Comment initier une démarche ISO 26000 ?

Le diagnostic est le point de départ pour passer à l’action. Il permet de prendre conscience des impacts de l’organisation sur la société et l’environnement, d’identifier les parties prenantes, de mesurer ses forces et ses faiblesses et de hiérarchiser les priorités.

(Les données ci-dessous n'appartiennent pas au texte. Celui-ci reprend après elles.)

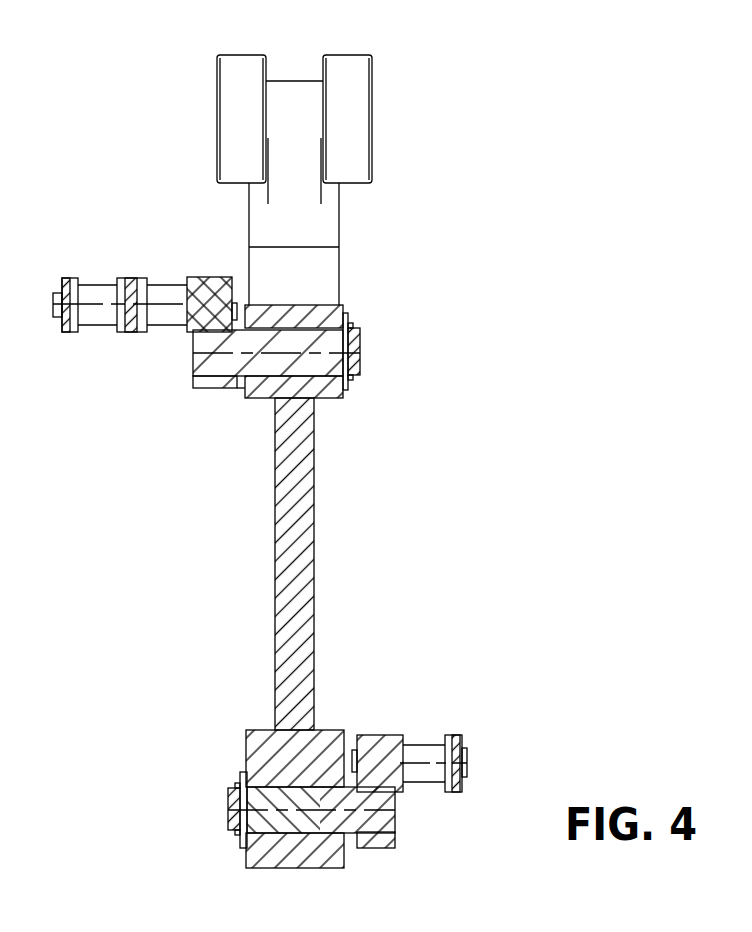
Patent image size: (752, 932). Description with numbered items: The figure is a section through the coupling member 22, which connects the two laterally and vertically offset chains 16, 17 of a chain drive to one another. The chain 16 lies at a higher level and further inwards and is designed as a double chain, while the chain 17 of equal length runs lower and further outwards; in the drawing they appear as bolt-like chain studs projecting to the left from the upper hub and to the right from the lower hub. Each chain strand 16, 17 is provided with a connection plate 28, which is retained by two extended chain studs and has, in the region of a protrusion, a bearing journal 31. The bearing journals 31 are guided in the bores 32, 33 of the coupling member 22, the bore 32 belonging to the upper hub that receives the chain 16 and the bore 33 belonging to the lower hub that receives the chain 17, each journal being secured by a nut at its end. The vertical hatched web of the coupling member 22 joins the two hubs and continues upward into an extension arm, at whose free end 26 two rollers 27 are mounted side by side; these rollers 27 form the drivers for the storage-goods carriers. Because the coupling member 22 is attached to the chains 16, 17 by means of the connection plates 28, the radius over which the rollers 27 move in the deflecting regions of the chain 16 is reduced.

Pour définir le périmètre de leur responsabilité sociétale, la norme ISO 26000 invite les organisations à analyser dans quelle mesure elles sont concernées par les sept questions centrales suivantes elle-même déclinées en domaines d’action :

  1. Gouvernance de l’organisation
  2. Droits de l’Homme : devoir de vigilance, situations présentant un risque, prévention de la complicité, remédier aux atteintes aux droits de l’homme, discrimination et groupes vulnérables, droits civils et politiques, droits économiques, sociaux et culturels, principes fondamentaux et droits au travail
  3. Relations et conditions de travail : emploi et relations employeur/employé, conditions de travail et protection sociale, dialogue social, santé et sécurité au travail, développement du capital humain
  4. Environnement : prévention de la pollution, utilisation durable des ressources, atténuation des changements climatiques et adaptation, protection de l’environnement, biodiversité et réhabilitation des habitats naturels
  5. Loyauté des pratiques : lutte contre la corruption, engagement politique responsable, concurrence loyale, promotion de la responsabilité sociétale dans la chaîne de valeur, respect des droits de propriété
  6. Questions relatives aux consommateurs : pratiques loyales en matière de commercialisation, d’informations et de contrats, protection de la santé et de la sécurité du consommateur, consommation durable, service après-vente, assistance et résolution des litiges pour les consommateurs, protection des données et de la vie privée des consommateurs, accès aux services essentiels, éducation et sensibilisation
  7. Communautés et développement local : implication auprès des communautés, éducation et culture, création d’emplois et développement des compétences, développement des technologies et accès à la technologie, création de richesses et de revenus, la santé, l’investissement dans la société

L’organisation va parallèlement identifier ses parties prenantes et évaluer leur importance, puis identifier sa sphère d’influence, c’est à dire les parties prenantes avec lesquelles elle va pouvoir travailler pour les aider à évoluer dans leurs pratiques.

C’est au regard des domaines d’actions et parties prenantes prioritaires que l’organisation va pouvoir se fixer ses priorités et mettre en place ses propres actions avec des objectifs de progrès pertinents et réalistes.